HP's StorageWorks division, which peddles disk and tape products, had $904m of sales in the quarter, up 9.7 per cent. Midrange EVA disk array sales fell 3 per cent.
HP is still reporting its 3Com and ProCurve products, now known as HP Networking and expected to be merged into the ESS group at some point, in its Corporate Investments area, and ProCurve revenues were up 42 per cent and overall HP Networking were up 198 per cent when you add in 3Com. Lesjak said that of the top 1,000 HP customers in the world, 300 of then are in proof of concepts with the new HP networking products. Corporate investments had $607m in sales, more than triple the year ago.
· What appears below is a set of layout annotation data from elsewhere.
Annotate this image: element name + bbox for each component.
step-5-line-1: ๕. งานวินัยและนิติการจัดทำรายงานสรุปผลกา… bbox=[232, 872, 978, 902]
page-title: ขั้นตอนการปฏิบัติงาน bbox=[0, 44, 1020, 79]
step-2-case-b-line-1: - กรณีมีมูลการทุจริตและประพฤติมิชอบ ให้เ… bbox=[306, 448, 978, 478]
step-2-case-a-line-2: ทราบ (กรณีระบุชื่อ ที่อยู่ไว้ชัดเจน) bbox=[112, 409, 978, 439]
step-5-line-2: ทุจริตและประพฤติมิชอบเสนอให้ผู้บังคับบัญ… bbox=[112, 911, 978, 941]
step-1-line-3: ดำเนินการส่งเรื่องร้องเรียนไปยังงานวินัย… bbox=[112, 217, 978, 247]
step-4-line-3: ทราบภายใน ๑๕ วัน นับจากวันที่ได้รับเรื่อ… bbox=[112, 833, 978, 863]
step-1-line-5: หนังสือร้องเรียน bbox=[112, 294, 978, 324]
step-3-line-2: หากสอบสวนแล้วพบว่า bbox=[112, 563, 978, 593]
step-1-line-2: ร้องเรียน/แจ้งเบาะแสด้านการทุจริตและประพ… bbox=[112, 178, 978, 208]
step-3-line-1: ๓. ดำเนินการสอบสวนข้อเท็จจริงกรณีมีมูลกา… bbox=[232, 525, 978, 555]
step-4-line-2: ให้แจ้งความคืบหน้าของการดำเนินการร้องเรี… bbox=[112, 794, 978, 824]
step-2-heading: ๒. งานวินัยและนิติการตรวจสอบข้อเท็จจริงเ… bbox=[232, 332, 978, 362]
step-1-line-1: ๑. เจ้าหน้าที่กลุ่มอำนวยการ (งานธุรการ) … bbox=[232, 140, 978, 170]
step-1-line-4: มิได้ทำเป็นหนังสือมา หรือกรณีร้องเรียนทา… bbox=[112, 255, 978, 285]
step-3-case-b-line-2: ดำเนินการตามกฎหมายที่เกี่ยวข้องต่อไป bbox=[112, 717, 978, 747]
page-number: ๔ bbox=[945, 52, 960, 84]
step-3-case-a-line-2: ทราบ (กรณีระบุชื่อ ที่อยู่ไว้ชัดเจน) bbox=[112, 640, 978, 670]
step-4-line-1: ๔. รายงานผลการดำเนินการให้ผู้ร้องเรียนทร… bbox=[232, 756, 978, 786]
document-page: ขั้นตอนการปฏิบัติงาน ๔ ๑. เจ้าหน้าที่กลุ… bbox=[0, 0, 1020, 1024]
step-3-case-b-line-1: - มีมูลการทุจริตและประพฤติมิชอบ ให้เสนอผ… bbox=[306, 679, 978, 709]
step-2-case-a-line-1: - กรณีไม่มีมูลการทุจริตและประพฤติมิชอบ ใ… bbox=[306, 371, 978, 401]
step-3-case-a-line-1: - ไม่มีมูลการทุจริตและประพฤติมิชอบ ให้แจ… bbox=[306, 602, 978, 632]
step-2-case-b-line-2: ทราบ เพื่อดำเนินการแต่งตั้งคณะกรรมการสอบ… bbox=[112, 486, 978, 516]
HP Software, which is a relatively tiny business compared to its peers, accounted for $863m in revenues (up a measly 1.9 per cent) and had operating earnings of $183m (up 19.6 per cent). Business technology optimization software - the Mercury Interactive and OpsWare products that have been rebranded and cooked into OpenView - accounted for 67 per cent of software revenues, and grew 3 per cent. Other software, which includes operating systems, fell one point.
When you add the services, systems, and software businesses together, you get the half of HP the company calls the Enterprise Business these days, and that had $13.92bn in revenues, up 6.3 per cent.